And if critics accused the White House of possessing a bunker mentality, well, so did the CSI: Miami brain trust and they almost always turned out to be right. Just because you are isolated and arrogant doesn't mean you're wrong.
In drama, some characters have a conqueror's brain and others a sceptic's. The former plough ahead, the latter stop to think.
It is an important difference. Nobody would ever accuse Columbo of sharing the mindset of the Vietnam War's planners ("Just one more thing, Mr Westmoreland, if you don't mind: This Gulf of Tonkin business, it just don't sit right with me."). Like George Bush, who kept Saddam's pistol on the desk of his study, Horatio Caine, the chief of the CSI: Miami team, wanted to conquer. It was always personal with him. He had to dominate.

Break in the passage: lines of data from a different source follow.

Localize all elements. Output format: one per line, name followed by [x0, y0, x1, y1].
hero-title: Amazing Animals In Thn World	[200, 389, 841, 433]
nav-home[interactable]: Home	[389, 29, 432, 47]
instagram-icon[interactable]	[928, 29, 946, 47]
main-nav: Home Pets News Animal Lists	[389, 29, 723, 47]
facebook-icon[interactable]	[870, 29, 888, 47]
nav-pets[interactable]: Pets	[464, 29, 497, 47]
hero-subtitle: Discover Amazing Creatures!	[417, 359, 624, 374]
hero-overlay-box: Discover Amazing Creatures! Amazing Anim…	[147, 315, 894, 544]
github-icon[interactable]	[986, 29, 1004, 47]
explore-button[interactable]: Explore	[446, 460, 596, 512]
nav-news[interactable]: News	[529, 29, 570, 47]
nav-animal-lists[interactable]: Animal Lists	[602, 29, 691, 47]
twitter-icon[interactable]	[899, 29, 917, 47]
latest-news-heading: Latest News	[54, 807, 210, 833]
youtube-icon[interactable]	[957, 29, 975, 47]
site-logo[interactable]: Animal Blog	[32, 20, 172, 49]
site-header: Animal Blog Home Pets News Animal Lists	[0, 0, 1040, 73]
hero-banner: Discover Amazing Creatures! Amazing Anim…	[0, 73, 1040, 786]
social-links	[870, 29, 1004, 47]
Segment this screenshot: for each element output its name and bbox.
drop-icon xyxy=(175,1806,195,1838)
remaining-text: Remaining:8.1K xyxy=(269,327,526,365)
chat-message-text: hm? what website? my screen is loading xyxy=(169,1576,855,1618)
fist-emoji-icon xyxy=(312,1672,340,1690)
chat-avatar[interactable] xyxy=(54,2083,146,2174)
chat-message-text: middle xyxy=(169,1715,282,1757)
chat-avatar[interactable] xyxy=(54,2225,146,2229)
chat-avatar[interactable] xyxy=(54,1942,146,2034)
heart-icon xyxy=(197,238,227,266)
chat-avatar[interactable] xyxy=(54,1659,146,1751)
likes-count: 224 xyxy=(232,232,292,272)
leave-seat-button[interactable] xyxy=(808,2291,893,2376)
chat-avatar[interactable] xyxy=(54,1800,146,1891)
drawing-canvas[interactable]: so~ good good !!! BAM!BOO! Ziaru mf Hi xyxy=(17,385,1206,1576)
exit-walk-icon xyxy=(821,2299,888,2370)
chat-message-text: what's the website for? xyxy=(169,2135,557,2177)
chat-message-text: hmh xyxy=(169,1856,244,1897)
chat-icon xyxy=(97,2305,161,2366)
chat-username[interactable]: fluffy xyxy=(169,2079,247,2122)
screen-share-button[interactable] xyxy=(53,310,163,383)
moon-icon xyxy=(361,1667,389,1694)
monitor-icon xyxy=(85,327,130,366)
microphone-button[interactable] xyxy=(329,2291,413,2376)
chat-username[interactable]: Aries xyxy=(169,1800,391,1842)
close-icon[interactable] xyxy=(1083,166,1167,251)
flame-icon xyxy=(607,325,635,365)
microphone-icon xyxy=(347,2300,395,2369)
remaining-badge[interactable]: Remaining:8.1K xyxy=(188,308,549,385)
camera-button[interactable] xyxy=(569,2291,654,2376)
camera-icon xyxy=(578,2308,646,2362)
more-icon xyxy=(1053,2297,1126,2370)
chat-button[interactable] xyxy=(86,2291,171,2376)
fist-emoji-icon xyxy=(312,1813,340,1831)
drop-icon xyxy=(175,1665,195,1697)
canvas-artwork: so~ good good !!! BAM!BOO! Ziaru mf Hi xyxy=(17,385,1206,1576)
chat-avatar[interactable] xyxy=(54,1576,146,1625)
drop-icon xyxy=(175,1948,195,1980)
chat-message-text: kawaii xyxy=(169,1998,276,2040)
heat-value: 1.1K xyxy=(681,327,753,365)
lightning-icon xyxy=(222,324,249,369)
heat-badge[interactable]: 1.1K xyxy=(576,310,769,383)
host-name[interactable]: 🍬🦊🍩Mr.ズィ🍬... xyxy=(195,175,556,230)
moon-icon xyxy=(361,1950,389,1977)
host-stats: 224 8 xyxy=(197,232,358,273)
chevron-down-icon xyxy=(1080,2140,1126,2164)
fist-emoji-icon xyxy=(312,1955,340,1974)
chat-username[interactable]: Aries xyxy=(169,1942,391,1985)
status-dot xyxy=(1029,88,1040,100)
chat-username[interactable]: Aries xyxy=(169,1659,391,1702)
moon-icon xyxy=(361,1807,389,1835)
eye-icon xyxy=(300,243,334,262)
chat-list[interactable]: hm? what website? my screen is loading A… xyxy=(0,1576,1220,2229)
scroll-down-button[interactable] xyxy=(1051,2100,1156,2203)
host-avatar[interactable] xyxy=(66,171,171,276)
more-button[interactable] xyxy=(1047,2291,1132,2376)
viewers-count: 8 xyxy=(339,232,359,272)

CSI: Miami made its debut in September of 2002, a little more than a year after September 11. By that time, war planning was already well under way. The two coincided, just as their formal ends are only a few months apart, the last US troops having left Iraq in December. The word conspiracy means, in its etymology, "to breathe together"; the show and the war were breathing the same convictions, and in that sense they were conspiratorial.
In a broader sense, it is a fact of our times that reality and entertainment have become horribly blurred. In late 2006, I interviewed Anthony Zuiker, the creator of the CSI programmes. He was an intense yet amiable man who beamed ideas. Mr Zuiker mentioned something startling about David Caruso, who before playing Caine was a detective on NYPD Blue: "When we sat down to speak with David Caruso about doing CSI: Miami, he was very connected, and still connected at that point, with his TV audience. And he gave us a wonderful story about after 9/11. In those days after, he would receive phone calls from people asking him what he was going to do about what just happened. People were actually calling him, still seeing him as a television hero that could fix things."
Was it an acknowledgement of the changing times that, in the final episode of CSI: Miami, it is one of the CSI agents who turns out to be the killer? And that her parting words could easily be read as an apology on the part of the global policeman: "I saw myself as a cop, that was my real identity, that's who I was, y'know? And then there was a dead body, right in front of me, and I put it there. I let you down, I'm sorry. I'm sorry."